Ali Kocatepe önümüzdeki yıl çalışmalarını televizyon yapımları üzerinde yoğunlaştırmayı düşünüyor. Demin sözünü ettiğinin dışında bir iki projesi daha var, onların da görüşmeleri sürüyor. Sanatçının bu yaklaşımı, sözü müzik sektöründeki düşüşe getiriyor doğal olarak:

"Düşüş hâlâ devam ediyor. Sektör dibe vurdu, daha dibi yoktur diye düşündüğümüz bir durumda dibin dibi olduğunu görür hâle geldik. Albüm prodüksiyonları bu yüzden bütün cazibesini yitirdi. Ancak, sanatçının prestiji için bir kartvizit olarak albüm projelerini sürdürebiliyoruz."

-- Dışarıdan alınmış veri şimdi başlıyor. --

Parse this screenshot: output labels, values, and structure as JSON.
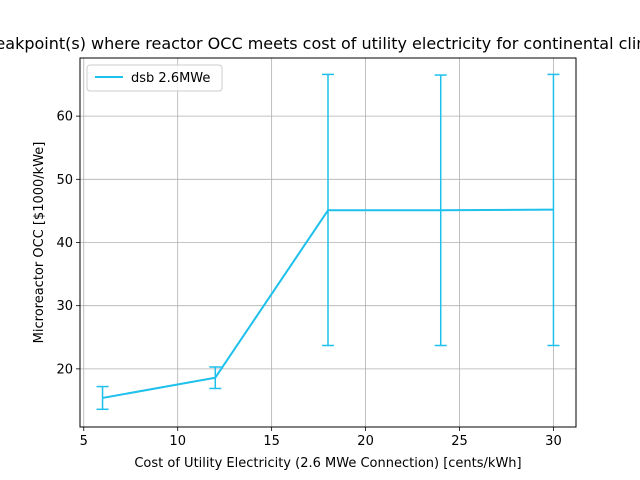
{
  "chart_data": {
    "type": "line",
    "title": "Breakpoint(s) where reactor OCC meets cost of utility electricity for continental climate",
    "xlabel": "Cost of Utility Electricity (2.6 MWe Connection) [cents/kWh]",
    "ylabel": "Microreactor OCC [$1000/kWe]",
    "xlim": [
      4.8,
      31.2
    ],
    "ylim": [
      10.8,
      69.2
    ],
    "xticks": [
      5,
      10,
      15,
      20,
      25,
      30
    ],
    "yticks": [
      20,
      30,
      40,
      50,
      60
    ],
    "grid": true,
    "legend": {
      "placement": "top-left"
    },
    "series": [
      {
        "name": "dsb 2.6MWe",
        "color": "#1ec0ec",
        "x": [
          6,
          12,
          18,
          24,
          30
        ],
        "y": [
          15.4,
          18.6,
          45.1,
          45.1,
          45.2
        ],
        "err_low": [
          13.6,
          16.9,
          23.7,
          23.7,
          23.7
        ],
        "err_high": [
          17.2,
          20.3,
          66.6,
          66.5,
          66.6
        ]
      }
    ]
  }
}
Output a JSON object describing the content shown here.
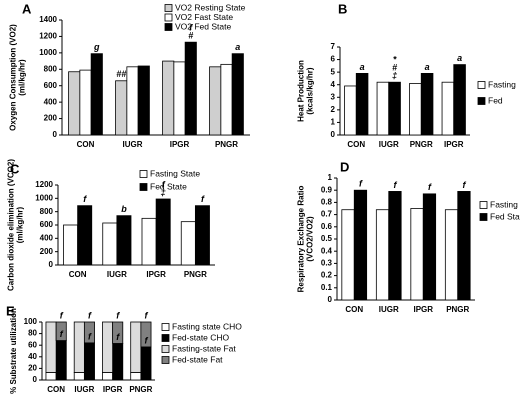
{
  "chart_data": [
    {
      "type": "bar",
      "label": "A",
      "ylabel": [
        "Oxygen Consumption (VO2)",
        "(ml/kg/hr)"
      ],
      "categories": [
        "CON",
        "IUGR",
        "IPGR",
        "PNGR"
      ],
      "series": [
        {
          "name": "VO2  Resting State",
          "color": "#cfcfcf",
          "values": [
            770,
            660,
            900,
            830
          ]
        },
        {
          "name": "VO2 Fast State",
          "color": "#ffffff",
          "values": [
            790,
            830,
            890,
            860
          ]
        },
        {
          "name": "VO2 Fed State",
          "color": "#000000",
          "values": [
            990,
            840,
            1130,
            990
          ]
        }
      ],
      "ylim": [
        0,
        1400
      ],
      "yticks": [
        0,
        200,
        400,
        600,
        800,
        1000,
        1200,
        1400
      ],
      "annotations": [
        {
          "text": "g",
          "category": 0,
          "series": 2
        },
        {
          "text": "##",
          "category": 1,
          "series": 0
        },
        {
          "text": "#",
          "category": 2,
          "series": 2
        },
        {
          "text": "f",
          "category": 2,
          "series": 2
        },
        {
          "text": "a",
          "category": 3,
          "series": 2
        }
      ]
    },
    {
      "type": "bar",
      "label": "B",
      "ylabel": [
        "Heat Production",
        "(kcals/kg/hr)"
      ],
      "categories": [
        "CON",
        "IUGR",
        "PNGR",
        "IPGR"
      ],
      "series": [
        {
          "name": "Fasting",
          "color": "#ffffff",
          "values": [
            3.9,
            4.2,
            4.1,
            4.2
          ]
        },
        {
          "name": "Fed",
          "color": "#000000",
          "values": [
            4.9,
            4.2,
            4.9,
            5.6
          ]
        }
      ],
      "ylim": [
        0,
        7
      ],
      "yticks": [
        0,
        1,
        2,
        3,
        4,
        5,
        6,
        7
      ],
      "annotations": [
        {
          "text": "a",
          "category": 0,
          "series": 1
        },
        {
          "text": "‡",
          "category": 1,
          "series": 1
        },
        {
          "text": "#",
          "category": 1,
          "series": 1
        },
        {
          "text": "*",
          "category": 1,
          "series": 1
        },
        {
          "text": "a",
          "category": 2,
          "series": 1
        },
        {
          "text": "a",
          "category": 3,
          "series": 1
        }
      ]
    },
    {
      "type": "bar",
      "label": "C",
      "ylabel": [
        "Carbon dioxide elimination (VCO2)",
        "(ml/kg/hr)"
      ],
      "categories": [
        "CON",
        "IUGR",
        "IPGR",
        "PNGR"
      ],
      "series": [
        {
          "name": "Fasting State",
          "color": "#ffffff",
          "values": [
            600,
            630,
            700,
            650
          ]
        },
        {
          "name": "Fed State",
          "color": "#000000",
          "values": [
            890,
            740,
            990,
            890
          ]
        }
      ],
      "ylim": [
        0,
        1200
      ],
      "yticks": [
        0,
        200,
        400,
        600,
        800,
        1000,
        1200
      ],
      "annotations": [
        {
          "text": "f",
          "category": 0,
          "series": 1
        },
        {
          "text": "b",
          "category": 1,
          "series": 1
        },
        {
          "text": "‡",
          "category": 2,
          "series": 1
        },
        {
          "text": "f",
          "category": 2,
          "series": 1
        },
        {
          "text": "f",
          "category": 3,
          "series": 1
        }
      ]
    },
    {
      "type": "bar",
      "label": "D",
      "ylabel": [
        "Respiratory Exchange Ratio",
        "(VCO2/VO2)"
      ],
      "categories": [
        "CON",
        "IUGR",
        "IPGR",
        "PNGR"
      ],
      "series": [
        {
          "name": "Fasting State",
          "color": "#ffffff",
          "values": [
            0.74,
            0.74,
            0.75,
            0.74
          ]
        },
        {
          "name": "Fed State",
          "color": "#000000",
          "values": [
            0.9,
            0.89,
            0.87,
            0.89
          ]
        }
      ],
      "ylim": [
        0,
        1
      ],
      "yticks": [
        0,
        0.1,
        0.2,
        0.3,
        0.4,
        0.5,
        0.6,
        0.7,
        0.8,
        0.9,
        1
      ],
      "annotations": [
        {
          "text": "f",
          "category": 0,
          "series": 1
        },
        {
          "text": "f",
          "category": 1,
          "series": 1
        },
        {
          "text": "f",
          "category": 2,
          "series": 1
        },
        {
          "text": "f",
          "category": 3,
          "series": 1
        }
      ]
    },
    {
      "type": "stacked_bar",
      "label": "E",
      "ylabel": [
        "% Substrate utilization"
      ],
      "categories": [
        "CON",
        "IUGR",
        "IPGR",
        "PNGR"
      ],
      "series": [
        {
          "name": "Fasting state CHO",
          "color": "#ffffff",
          "stack": 0,
          "values": [
            13,
            13,
            13,
            13
          ]
        },
        {
          "name": "Fed-state CHO",
          "color": "#000000",
          "stack": 1,
          "values": [
            68,
            64,
            63,
            57
          ]
        },
        {
          "name": "Fasting-state Fat",
          "color": "#dcdcdc",
          "stack": 0,
          "values": [
            87,
            87,
            87,
            87
          ]
        },
        {
          "name": "Fed-state Fat",
          "color": "#808080",
          "stack": 1,
          "values": [
            32,
            36,
            37,
            43
          ]
        }
      ],
      "ylim": [
        0,
        100
      ],
      "yticks": [
        0,
        20,
        40,
        60,
        80,
        100
      ],
      "annotations": [
        {
          "text": "f",
          "category": 0,
          "series": 1
        },
        {
          "text": "f",
          "category": 0,
          "series": 3
        },
        {
          "text": "f",
          "category": 1,
          "series": 1
        },
        {
          "text": "f",
          "category": 1,
          "series": 3
        },
        {
          "text": "f",
          "category": 2,
          "series": 1
        },
        {
          "text": "f",
          "category": 2,
          "series": 3
        },
        {
          "text": "f",
          "category": 3,
          "series": 1
        },
        {
          "text": "f",
          "category": 3,
          "series": 3
        }
      ]
    }
  ]
}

Ama biliyorum ki Ali Kocatepe'de albüm projeleri de çoktur ve bir yerlerde zamanının gelmesini, koşullarının oluşmasını bekliyorlardır. Bunlardan da konuşacağız, ama ben, uzun yıllardır yeni albüm çıkarmayan Aysun Kocatepe'nin yeni çalışmaları var mı sorusunu daha önce sormak istiyorum:

"Aysun'un bu konuda çok uzun zamandır devam eden çalışmaları nihayet bitmek üzere" diyerek albüm haberini muştuluyor. E peki Ali Bey'in albümleri?

Albüm için sponsor arayışında

"'Aşk Tadında Rüya Gibi Şarkılar' adı altında bir albüm projem var. Bunun için sponsor arayışındayım. Henüz bulmuş değilim. Konsepti bir hayli farklı, açıklamak istemiyorum. Ama müthiş tadı olan ve potpurilerden oluşan bir albüm. İçinde çok sayıda şarkı olacak çok güzel geçişlerle birbirine bağlanmış. Her kesimden dinleyiciyi mutlu edeceğini düşünüyorum, yani yine eksikliği duyulan bir albüm."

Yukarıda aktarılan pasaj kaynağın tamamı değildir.